Settings

Papermerge loads its settings from a configurations file. At first it tries to read following files:

/etc/papermerge.conf.py
papermerge.conf.py - from current project directory

If neither of above files exists it will check environment variable PAPERMERGE_CONFIG_FILE. In case environment variable PAPERMERGE_CONFIG_FILE points to an existing file - it will try to read its configurations from there.

If all above attempts fail, Papermerge will use default configurations values and issue you a warning. If you want to get rid of warning message, just create an empty configuration file papermerge.conf.py in project root directory (right next to papermerge.conf.py.example) or in location /etc/papermerge.conf.py.

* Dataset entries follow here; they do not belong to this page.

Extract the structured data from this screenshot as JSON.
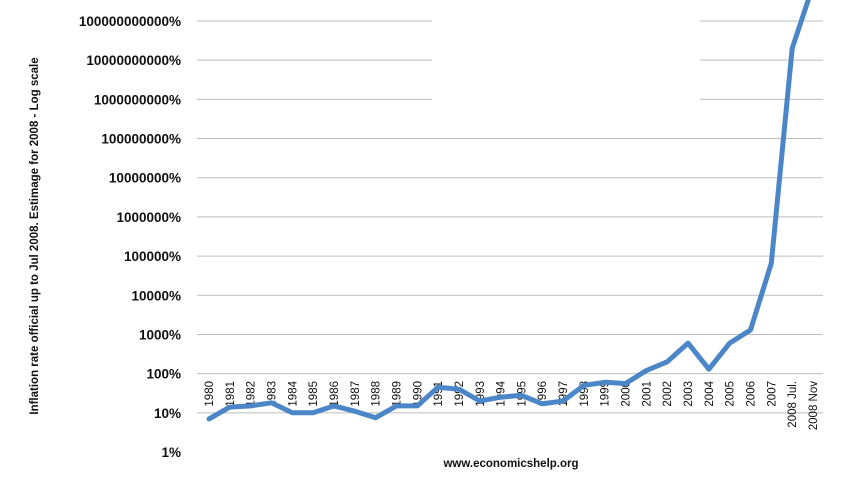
{
  "chart_data": {
    "type": "line",
    "title": "",
    "xlabel": "www.economicshelp.org",
    "ylabel": "Inflation rate official up to Jul 2008. Estimage for 2008 - Log scale",
    "y_scale": "log",
    "ylim": [
      1,
      1000000000000
    ],
    "grid": true,
    "legend": "none",
    "y_ticks": [
      {
        "value": 1,
        "label": "1%"
      },
      {
        "value": 10,
        "label": "10%"
      },
      {
        "value": 100,
        "label": "100%"
      },
      {
        "value": 1000,
        "label": "1000%"
      },
      {
        "value": 10000,
        "label": "10000%"
      },
      {
        "value": 100000,
        "label": "100000%"
      },
      {
        "value": 1000000,
        "label": "1000000%"
      },
      {
        "value": 10000000,
        "label": "10000000%"
      },
      {
        "value": 100000000,
        "label": "100000000%"
      },
      {
        "value": 1000000000,
        "label": "1000000000%"
      },
      {
        "value": 10000000000,
        "label": "10000000000%"
      },
      {
        "value": 100000000000,
        "label": "100000000000%"
      }
    ],
    "categories": [
      "1980",
      "1981",
      "1982",
      "1983",
      "1984",
      "1985",
      "1986",
      "1987",
      "1988",
      "1989",
      "1990",
      "1991",
      "1992",
      "1993",
      "1994",
      "1995",
      "1996",
      "1997",
      "1998",
      "1999",
      "2000",
      "2001",
      "2002",
      "2003",
      "2004",
      "2005",
      "2006",
      "2007",
      "2008 Jul.",
      "2008 Nov"
    ],
    "series": [
      {
        "values": [
          7,
          14,
          15,
          18,
          10,
          10,
          15,
          11,
          7.5,
          15,
          15,
          45,
          40,
          20,
          25,
          28,
          17,
          20,
          50,
          60,
          56,
          120,
          200,
          600,
          130,
          600,
          1300,
          66000,
          20000000000,
          800000000000
        ],
        "color": "#4a86c8"
      }
    ]
  }
}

Configuration file uses python syntax.

Django Settings

Papermerge is based on Django Web Development Framework. This means basically that if you'll know how Django projects are configured - you'll be more familiar with how papermerge's configuration internals. One particularly important thing to be aware of is the [DJANGO_SETTINGS_MODULE] (https://docs.djangoproject.com/en/3.1/topics/settings/#designating-the-settings) environment variable - which is Django specific. Learn more about Django's settings from Django documentation.

PAPERMERGE_ Prefix

There is slight difference where you place papermerge settings enumerated below. In short, when placed in papermerge.conf.py file, they don't need PAPERMERGE_ prefix, while if you place very same configuration in django settings file - it needs PAPERMERGE_ prefix.

Papermerge settings can be either in:

papermerge.conf.py file
django settings file (the one referenced by DJANGO_SETTINGS_MODULE environment variable)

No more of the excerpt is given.